The shifted Pareto should have the pdf ${{f}_{Y}}(y)={{f}_{X}}(y-k)=a\theta^a(y-k)^{-a-1}$ defined for all $y\geq\theta+k$. Is $Y$ still Pareto?

If it is, shouldn't its pdf be ${{f}_{Y}}(y)=a(\theta+k)^a(y-k)^{-a-1}$? Mr F says: Where has this come from? It's integral over $\, [\theta + k, \, + \infty)$ is not equal to 1. It's not a pdf.

If this is correct, what I'm quoting from you above should be incorrect, and here's the counterexample. If the math is wrong, what's the silly mistake? It's driving me nuts

Yep, that's what I mentioned in my original post. However, if the math is OK, then not even this might be true in general. The shifted Pareto should be distorted due to the $(\theta+k)^a$ rescaling, vs. the original $\theta^a$ factor.

9. Originally Posted by baudolino
OK, this is what I would like to make sure it's true. Please check my math and let me know if I'm wrong.

Let $X$ be a Pareto r.v., with pdf ${{f}_{X}}(x)=a\theta^ax^{-a-1}$ defined for all $x\geq\theta$. Notice that the pdf of a Pareto is influenced by its domain. Now let's do the shift $Y=X+k$.

The shifted Pareto should have the pdf ${{f}_{Y}}(y)={{f}_{X}}(y-k)=a\theta^a(y-k)^{-a-1}$ defined for all $y\geq\theta+k$. Is $Y$ still Pareto? If it is, shouldn't its pdf be ${{f}_{Y}}(y)=a(\theta+k)^a(y-k)^{-a-1}$?

If this is correct, what I'm quoting from you above should be incorrect, and here's the counterexample. If the math is wrong, what's the silly mistake? It's driving me nuts

Yep, that's what I mentioned in my original post. However, if the math is OK, then not even this might be true in general. The shifted Pareto should be distorted due to the $(\theta+k)^a$ rescaling, vs. the original $\theta^a$ factor.
This is what I meant by suitably defined.

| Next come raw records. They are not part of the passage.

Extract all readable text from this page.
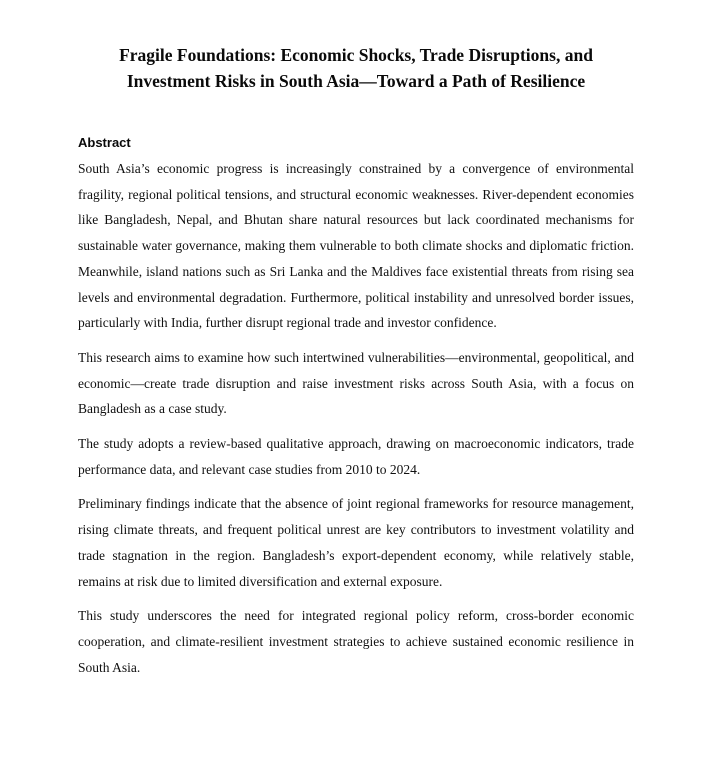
Fragile Foundations: Economic Shocks, Trade Disruptions, and Investment Risks in South Asia—Toward a Path of Resilience
Abstract

South Asia’s economic progress is increasingly constrained by a convergence of environmental fragility, regional political tensions, and structural economic weaknesses. River-dependent economies like Bangladesh, Nepal, and Bhutan share natural resources but lack coordinated mechanisms for sustainable water governance, making them vulnerable to both climate shocks and diplomatic friction. Meanwhile, island nations such as Sri Lanka and the Maldives face existential threats from rising sea levels and environmental degradation. Furthermore, political instability and unresolved border issues, particularly with India, further disrupt regional trade and investor confidence.

This research aims to examine how such intertwined vulnerabilities—environmental, geopolitical, and economic—create trade disruption and raise investment risks across South Asia, with a focus on Bangladesh as a case study.

The study adopts a review-based qualitative approach, drawing on macroeconomic indicators, trade performance data, and relevant case studies from 2010 to 2024.

Preliminary findings indicate that the absence of joint regional frameworks for resource management, rising climate threats, and frequent political unrest are key contributors to investment volatility and trade stagnation in the region. Bangladesh’s export-dependent economy, while relatively stable, remains at risk due to limited diversification and external exposure.

This study underscores the need for integrated regional policy reform, cross-border economic cooperation, and climate-resilient investment strategies to achieve sustained economic resilience in South Asia.
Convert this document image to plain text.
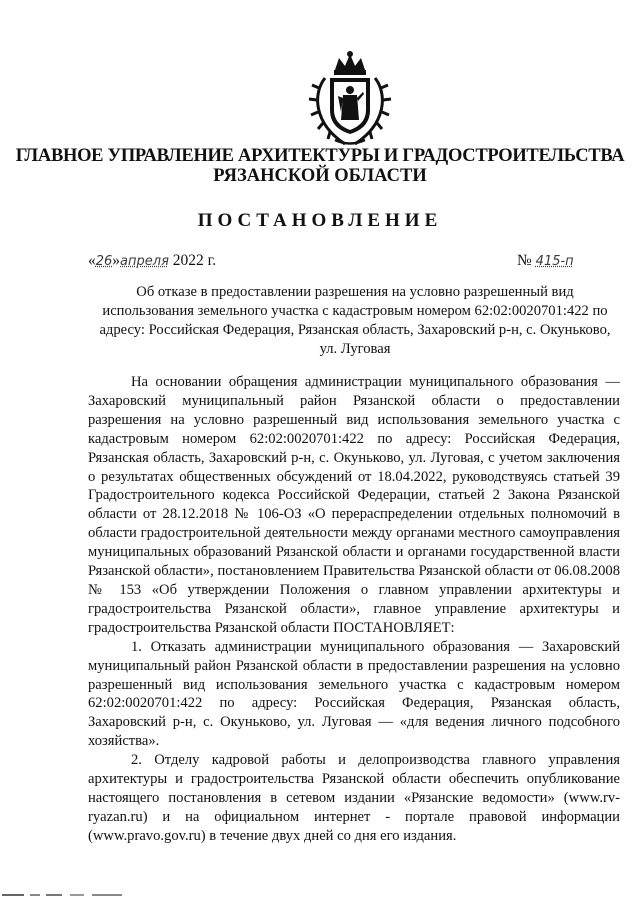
ГЛАВНОЕ УПРАВЛЕНИЕ АРХИТЕКТУРЫ И ГРАДОСТРОИТЕЛЬСТВА
РЯЗАНСКОЙ ОБЛАСТИ
ПОСТАНОВЛЕНИЕ
«26»апреля 2022 г.	№ 415-п
Об отказе в предоставлении разрешения на условно разрешенный вид использования земельного участка с кадастровым номером 62:02:0020701:422 по адресу: Российская Федерация, Рязанская область, Захаровский р-н, с. Окуньково, ул. Луговая

На основании обращения администрации муниципального образования — Захаровский муниципальный район Рязанской области о предоставлении разрешения на условно разрешенный вид использования земельного участка с кадастровым номером 62:02:0020701:422 по адресу: Российская Федерация, Рязанская область, Захаровский р-н, с. Окуньково, ул. Луговая, с учетом заключения о результатах общественных обсуждений от 18.04.2022, руководствуясь статьей 39 Градостроительного кодекса Российской Федерации, статьей 2 Закона Рязанской области от 28.12.2018 № 106-ОЗ «О перераспределении отдельных полномочий в области градостроительной деятельности между органами местного самоуправления муниципальных образований Рязанской области и органами государственной власти Рязанской области», постановлением Правительства Рязанской области от 06.08.2008 № 153 «Об утверждении Положения о главном управлении архитектуры и градостроительства Рязанской области», главное управление архитектуры и градостроительства Рязанской области ПОСТАНОВЛЯЕТ:

1. Отказать администрации муниципального образования — Захаровский муниципальный район Рязанской области в предоставлении разрешения на условно разрешенный вид использования земельного участка с кадастровым номером 62:02:0020701:422 по адресу: Российская Федерация, Рязанская область, Захаровский р-н, с. Окуньково, ул. Луговая — «для ведения личного подсобного хозяйства».

2. Отделу кадровой работы и делопроизводства главного управления архитектуры и градостроительства Рязанской области обеспечить опубликование настоящего постановления в сетевом издании «Рязанские ведомости» (www.rv-ryazan.ru) и на официальном интернет - портале правовой информации (www.pravo.gov.ru) в течение двух дней со дня его издания.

You don't get a Pareto back, you get a location-shifted Pareto back; a member of the location-scale Pareto family (the Pareto family is already a scale family, and the paremeter $k$ in this case is a location parameter).

10. I knew it was something silly. I don't need $(\theta+k)^a$ since the argument $y-k$ "translates" back $y$ onto $[\theta,\infty)$. Of course what I wrote is not a pdf. Even if I wanted to make it a pdf and introduce a scaling constant to force it to integrate to 1, the scaling factor comes out to be $(\theta/{\theta+k})^a$.

Multiply this by my - wrong - ${f_{Y}(y)}$ and...surprise, surprise

Thanks again. Sometimes I REALLY like to over-complicate things.

11. The support should change to $[\theta + k, \infty)$. The correct pdf should be

$\displaystyle f_Y (y) = \frac{a}{\theta} \left(\frac{y - k}{\theta}\right)^{-a - 1} \mbox{I}(y \in [\theta + k, \infty))$

which is what you had initially.

12. Originally Posted by theodds
The support should change to $[\theta + k, \infty)$. The correct pdf should be

$\displaystyle f_Y (y) = \frac{a}{\theta} \left(\frac{y - k}{\theta}\right)^{-a - 1} \mbox{I}(y \in [\theta + k, \infty))$

which is what you had initially.

Exactly. Yay, I just rediscovered Pareto distributions of the second kind. I need some sleep Thanks, all.